By Kathy Eastwood (USMA West Point, Public Affairs)January 29, 2016
WEST POINT, N.Y. (Jan. 29, 2016) -- The U.S. Military Academy honored the legacy of what many have called the 'father of the Civil Rights Movement,' Dr. Martin Luther King Jr., Jan 19 at the annual luncheon held at the West Point Club.
"Intelligence plus character-That is the goal of true education."
--Dr. Martin Luther King Jr.
The event included two speakers who are active in the Westchester County community as well as the Dean of the Academic Board, Brig. Gen. Timothy Trainor. Attendees also heard the powerful a cappella vocals of the West Point Cadet Gospel Choir.
Trainor briefly spoke about King's legacy referencing his memorable "I Have a Dream" speech.
"I have a dream," Trainor said. "You know those famous words of Dr. Martin Luther King have inspired generations and continue to inspire today. People around the world, including in America, do not have equal access to what Norman Rockwell so vividly captured in his art as the four freedoms, freedom of speech, and freedom of worship, freedom from want and freedom from fear."
"The U.S. military has been on the forefront of leading social change in our country by allowing people who have dreams of serving to do so regardless of race, gender or sexual orientation," he added. "We at West Point and the U.S. Military must always be ready to answer the call both at home and abroad."
The luncheon included guest speaker Kenneth Chamberlain Jr., a work experience program developer with the Urban League of Westchester County.
"I have found that many who call themselves leaders are more concerned with position, not purpose: it's the difference between bosses and leaders," Chamberlain said. "Bosses will delegate, leaders will show you how it is done. They also surround themselves with other leaders, someone who can take the reins when necessary. If I choose to be anything, I choose to be a leader.
Leaders are courageous, truthful and decisive. What may be an honor and privilege of having the title of leader; it is a title that you have to earn. No one is just going to give it to you, and it is going to take personal and professional development."
Mayo Bartlett, principal attorney at the law offices of Mayo Bartlett, PLLC and co-founder of Safe Passage, a youth law forum bringing issues of law and policy to the classroom, spoke about the strength of the peaceful leader.
"We talk about Dr. King as being a peaceful person," Bartlett said. "And unfortunately, lots of times today we confuse being a peaceful person with being a weak person. I'd like to suggest to you that it is the exact opposite. Even Gandhi has been known to have said to some of his opponents; not all of my brothers and sisters are nonviolent, and I pray that you won't be our weaker brothers and sisters because those people will greet you as you greet them."

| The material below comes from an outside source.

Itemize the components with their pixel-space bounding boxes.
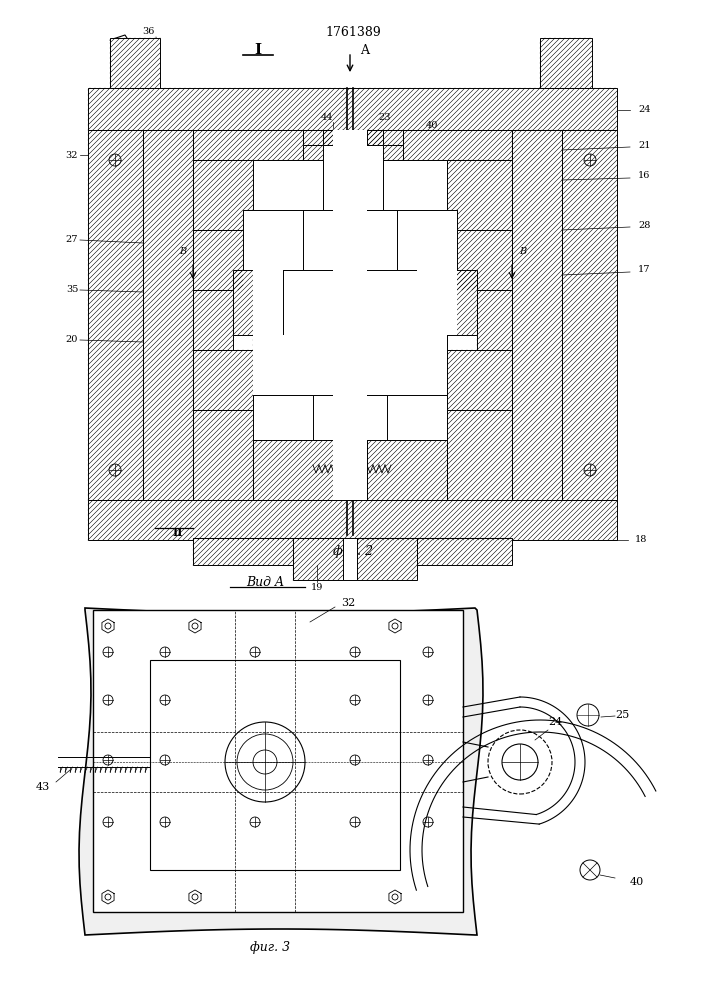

"You are an ambassador whether you choose to be or not," he added. "What kind of an ambassador do you want to be? I think you will be the best ambassador because you are going to be the one who volunteered to serve. When you go anywhere, to speak to high school students or overseas, your conduct will impact everyone."
Bartlett also spoke about the sacrifices King made by being out in the forefront of the Civil Rights Movement. "I think King embodied courage," Bartlett said. "He was a pacifist, but as you look (at the slides) you can see the bullet holes. Dr. King was a family man and he knew that his choices put himself and those who were near and dear to him at risk."